1

So here's the situation:

About to graduate and an intern at this major company, and I've been working for Department A since January. They've taught me a lot and bent over backwards for me, but I think the team is only ok and the location isn't great. Since my contract isn't binding, I can always back out. There was an internal career fair and my manager did want to keep me though she didn't stop me from talking to the other department heads. My manager also said that if I was looking for a new job, that I need to let her know as soon as possible...but I've read that it can verryyyy easily backfire as the company will let you go as soon as possible.

Department B is where I've always wanted to go, and the recruiter approached me recently. It's more in line with where I want to be professionally, the location is better, the pay about the same, and I have more friends in this city. It also seems risky telling the recruiter about my situation because what if it implies that I am constantly on the lookout and ready to jump ship at any time?

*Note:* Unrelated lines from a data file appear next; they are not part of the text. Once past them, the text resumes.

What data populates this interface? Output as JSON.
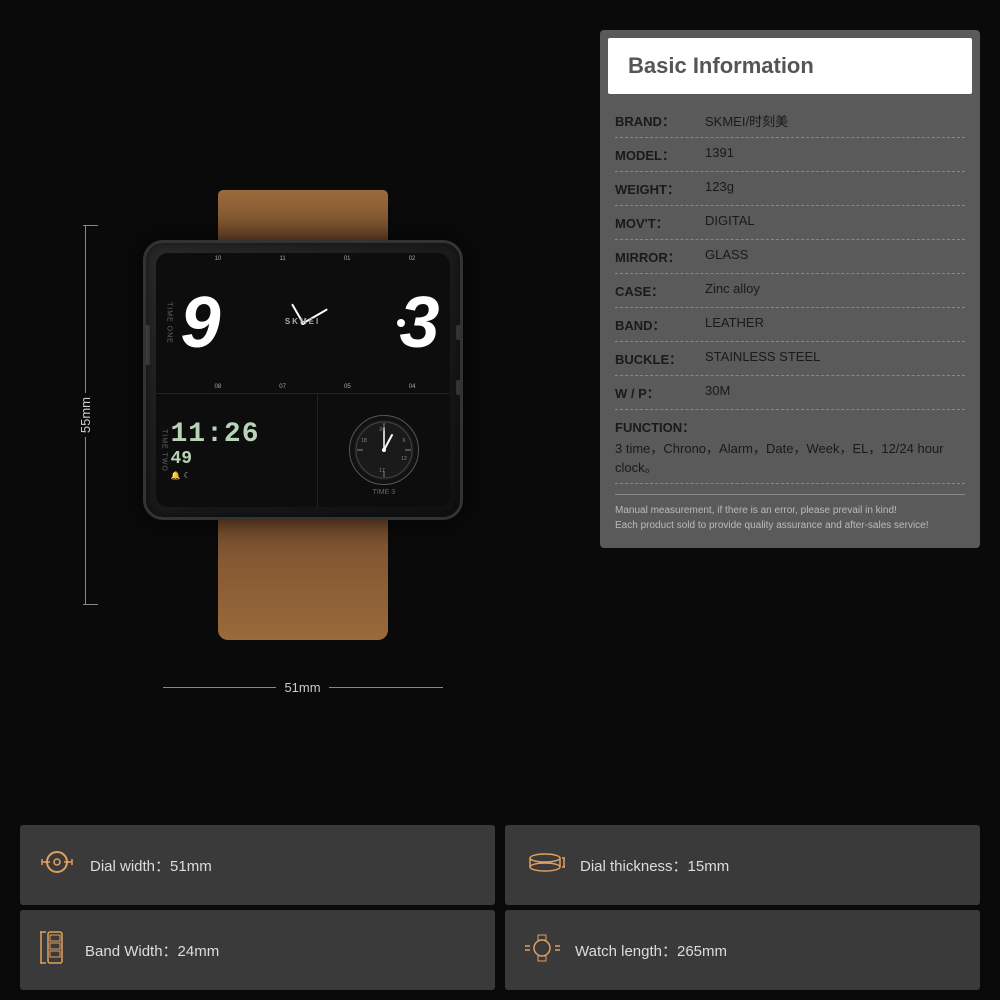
{
  "page": {
    "bg_color": "#0a0a0a"
  },
  "info_panel": {
    "header": "Basic Information",
    "rows": [
      {
        "label": "BRAND：",
        "value": "SKMEI/时刻美"
      },
      {
        "label": "MODEL：",
        "value": "1391"
      },
      {
        "label": "WEIGHT：",
        "value": "123g"
      },
      {
        "label": "MOV'T：",
        "value": "DIGITAL"
      },
      {
        "label": "MIRROR：",
        "value": "GLASS"
      },
      {
        "label": "CASE：",
        "value": "Zinc alloy"
      },
      {
        "label": "BAND：",
        "value": "LEATHER"
      },
      {
        "label": "BUCKLE：",
        "value": "STAINLESS STEEL"
      },
      {
        "label": "W / P：",
        "value": "30M"
      }
    ],
    "function_label": "FUNCTION：",
    "function_value": "3 time，Chrono，Alarm，Date，Week，EL，12/24 hour clock。",
    "disclaimer_line1": "Manual measurement, if there is an error, please prevail in kind!",
    "disclaimer_line2": "Each product sold to provide quality assurance and after-sales service!"
  },
  "watch": {
    "digit_left": "9",
    "digit_right": "3",
    "brand": "SKMEI",
    "digital_time": "11:26",
    "digital_seconds": "49",
    "time_one_label": "TIME ONE",
    "time_two_label": "TIME TWO",
    "time_three_label": "TIME 3",
    "tick_numbers": [
      "10",
      "11",
      "01",
      "02"
    ],
    "sub_numbers": [
      "08",
      "07",
      "05",
      "04"
    ]
  },
  "dimensions": {
    "height_label": "55mm",
    "width_label": "51mm"
  },
  "stats": [
    {
      "icon": "⊙",
      "label": "Dial width：51mm",
      "icon_name": "dial-width-icon"
    },
    {
      "icon": "⌒",
      "label": "Dial thickness：15mm",
      "icon_name": "dial-thickness-icon"
    },
    {
      "icon": "▯",
      "label": "Band Width：24mm",
      "icon_name": "band-width-icon"
    },
    {
      "icon": "⊙",
      "label": "Watch length：265mm",
      "icon_name": "watch-length-icon"
    }
  ]
}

It seems risky telling my situation and the way I feel to either my manager or the recruiter, so my question is, how do I go about communicating with my current manager and the recruiter that has contacted me without alienating myself in the process?

2

You're looking at an internal transfer and you're an intern so the standard advice about not telling your manager isn't terribly relevant.

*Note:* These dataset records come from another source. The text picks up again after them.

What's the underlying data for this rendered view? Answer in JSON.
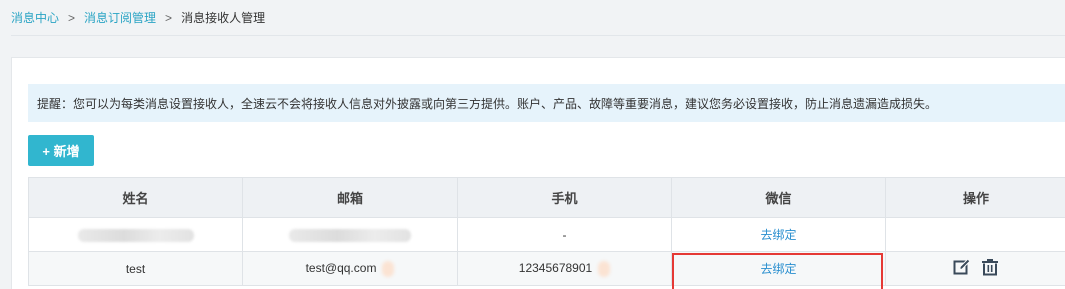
{
  "breadcrumb": {
    "items": [
      "消息中心",
      "消息订阅管理"
    ],
    "separator": ">",
    "current": "消息接收人管理"
  },
  "notice": {
    "text": "提醒：您可以为每类消息设置接收人，全速云不会将接收人信息对外披露或向第三方提供。账户、产品、故障等重要消息，建议您务必设置接收，防止消息遗漏造成损失。"
  },
  "toolbar": {
    "add_label": "+ 新增"
  },
  "table": {
    "headers": [
      "姓名",
      "邮箱",
      "手机",
      "微信",
      "操作"
    ],
    "rows": [
      {
        "name": "",
        "email": "",
        "phone": "-",
        "wechat": "去绑定"
      },
      {
        "name": "test",
        "email": "test@qq.com",
        "phone": "12345678901",
        "wechat": "去绑定"
      }
    ]
  },
  "icons": {
    "edit": "edit-icon",
    "delete": "trash-icon"
  },
  "colors": {
    "accent": "#31b6cf",
    "link": "#2a8fcf",
    "breadcrumb_link": "#2aa4c4",
    "notice_bg": "#e6f3fb",
    "highlight": "#e53935"
  }
}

The reason, in general, that you don't want to tell your current manager about plans to depart is that they would be tempted to either scale back your responsibilities or let you go immediately. That's not a major concern if you are trying to set up an internal transfer. It can make some sense for an employer to let an employee go if they're known to be actively seeking a new position-- that makes it more likely that the employee is going to be hampering morale, shirking existing responsibilities, or actively working against the company by doing things like assembling client lists. It makes no sense for a company to let an intern go because that intern is interested in transferring to a different department within the same company-- it's not like there is a risk that you're going to bring confidential information from one department to another in the same organization. Similarly, it can make sense for a company to limit an employee's responsibilities when they're known to be actively working-- you wouldn't want to give someone a major project only to have them leave just as they're getting up to speed. That generally isn't a concern when you're just an intern, however, since interns generally have the lowest priority work and a fixed departure date-- they're generally working on tasks that other people in the team could pick up.

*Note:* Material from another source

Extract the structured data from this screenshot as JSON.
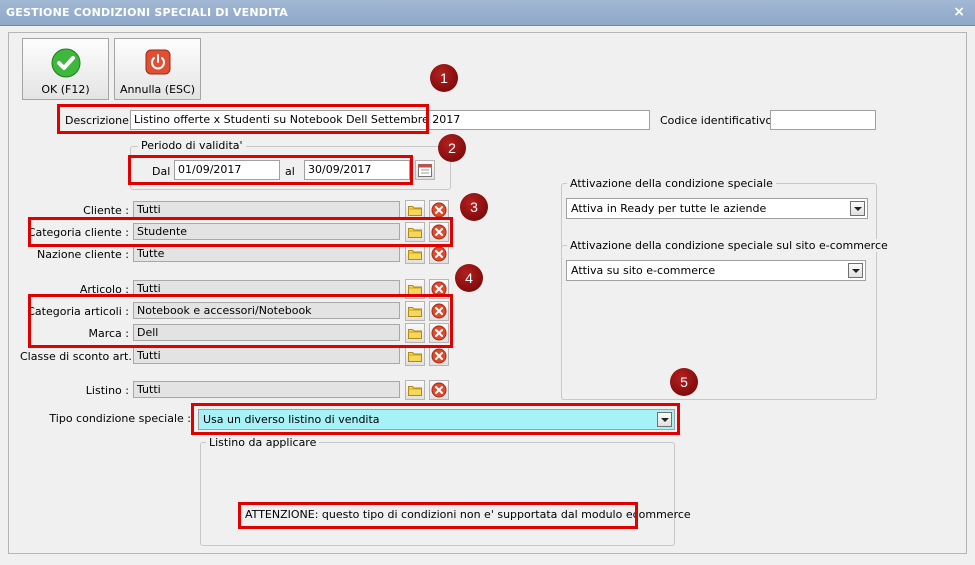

Most likely, your manager asked for a heads up about your intentions so that he or she can figure out whether they need to actively fill a position on the team or whether you'll be filling that position. It sounds like your manager has been supportive during your internship and supportive of you attending the internal career fair. Letting your manager know that you're looking at other departments is the appropriate thing to do in this situation.

Additionally, it's unlikely that you'd be able to keep the information from your manager for any meaningful amount of time. Part of the internal recruitment/ transfer process undoubtedly involves asking your current manager about you. If you were going to a different company, the recruiter would generally be happy to avoid contacting your current employer-- that's not the case with internal transfers since there is no risk of being terminated for looking.